Depuis le temps que Pedro Almodóvar fait antichambre pour la Palme, il la mériterait ce coup-ci pour «Douleur et gloire».
Photo: Loic Venance Agence France-Presse Depuis le temps que Pedro Almodóvar fait antichambre pour la Palme, il la mériterait ce coup-ci pour «Douleur et gloire».

Pas évident de vous brosser un palmarès fantôme d’une édition forte dans l’ensemble avec plusieurs coups de maître. On s’y risque avec options multiples.

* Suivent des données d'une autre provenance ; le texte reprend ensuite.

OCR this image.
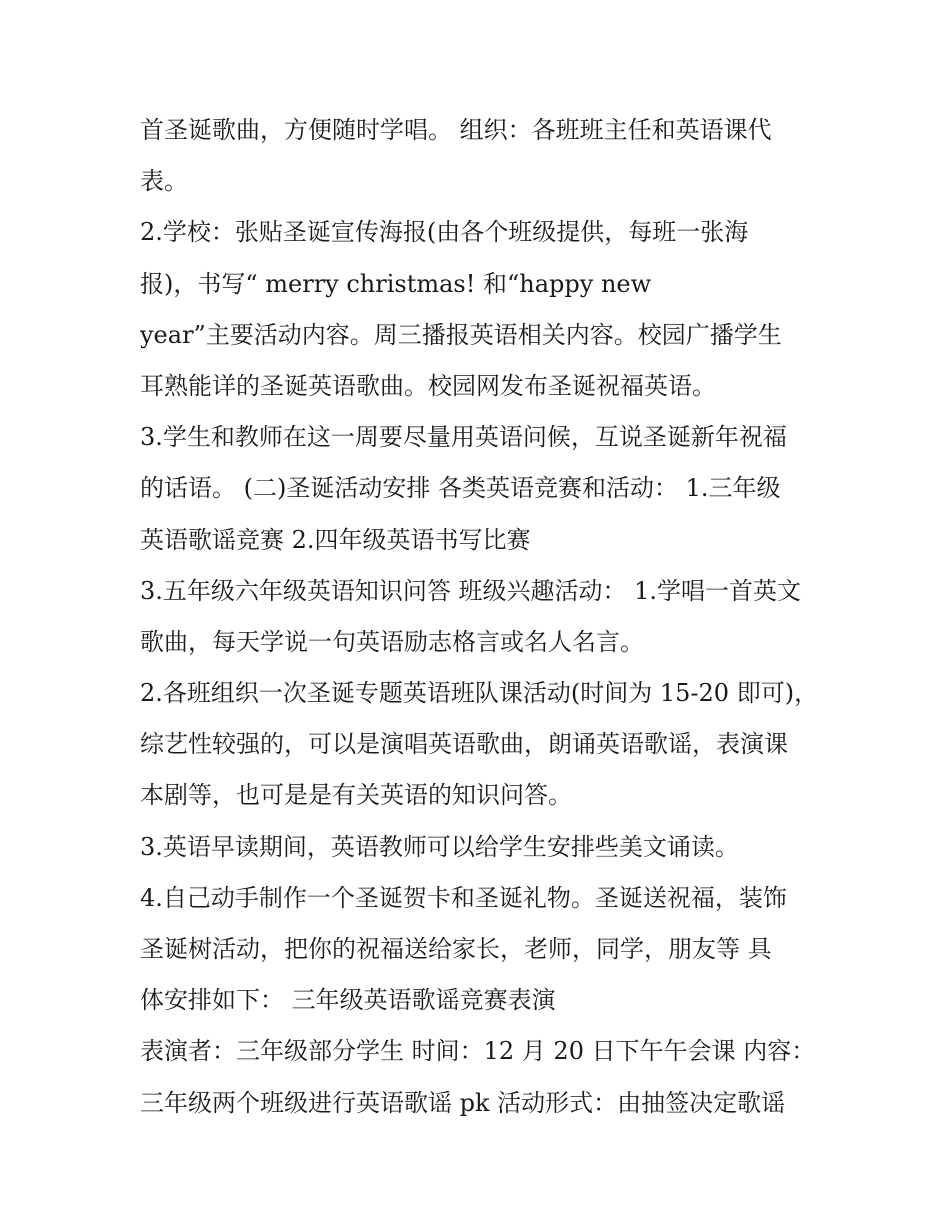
首圣诞歌曲，方便随时学唱。 组织：各班班主任和英语课代
表。
2.学校：张贴圣诞宣传海报(由各个班级提供，每班一张海
报)，书写“ merry christmas! 和“happy new
year”主要活动内容。周三播报英语相关内容。校园广播学生
耳熟能详的圣诞英语歌曲。校园网发布圣诞祝福英语。
3.学生和教师在这一周要尽量用英语问候，互说圣诞新年祝福
的话语。 (二)圣诞活动安排 各类英语竞赛和活动： 1.三年级
英语歌谣竞赛 2.四年级英语书写比赛
3.五年级六年级英语知识问答 班级兴趣活动： 1.学唱一首英文
歌曲，每天学说一句英语励志格言或名人名言。
2.各班组织一次圣诞专题英语班队课活动(时间为 15-20 即可)，
综艺性较强的，可以是演唱英语歌曲，朗诵英语歌谣，表演课
本剧等，也可是是有关英语的知识问答。
3.英语早读期间，英语教师可以给学生安排些美文诵读。
4.自己动手制作一个圣诞贺卡和圣诞礼物。圣诞送祝福，装饰
圣诞树活动，把你的祝福送给家长，老师，同学，朋友等 具
体安排如下： 三年级英语歌谣竞赛表演
表演者：三年级部分学生 时间：12 月 20 日下午午会课 内容：
三年级两个班级进行英语歌谣 pk 活动形式：由抽签决定歌谣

Prenez le Douleur et gloire de Pedro Almodóvar. Depuis le temps que le maître espagnol fait antichambre pour la Palme, il la mériterait ce coup-ci. On lui décerne, mais en laissant entier le problème des cinéastes femmes, source d’embarras pour Cannes. Aucune n’a jamais obtenu cette convoitée Palme d’or, sauf Jane Campion pour La leçon de piano en 1993. Et

Portrait de la jeune fille en feu de la Française Céline Sciamma s’est révélé vraiment exceptionnel. Ce ne serait pas mal non plus de la consacrer. Laissez-nous rêver…

Pour le Grand Prix, peut-être Les misérables, premier long métrage du Français Ladj Ly, qui a sonné si fort ici. Prix du jury ? Une vie cachée de l’Américain Terrence Malick, lequel y retrouve souvent la grâce de ses premières oeuvres. Le laurier du meilleur scénario irait comme un gant à l’excellent thriller social Parasite du Coréen Bong Joon-ho.

Du côté des prix d’interprétation, côté hommes, si Almodóvar n’a pas la Palme d’or, son acteur alter ego Antonio Banderas la mérite haut la main. Dans le cas contraire, parions sur Roschdy Zem pour son excellent rôle de flic dans Roubaix,une lumière d’Arnaud Desplechin. Chez les femmes, primer le duo d’enfer Sara Forestier-Léa Seydoux en criminelles menteuses toujours pour le film de Desplechin, qui sait si bien diriger son monde, s’envisage.

Chose certaine, on devrait retrouver plusieurs Français (mais pas Kechiche) dans ce palmarès. Leurs cinéastes ont souvent frappé fort en cette cuvée, et on leur souhaite une récolte de lauriers.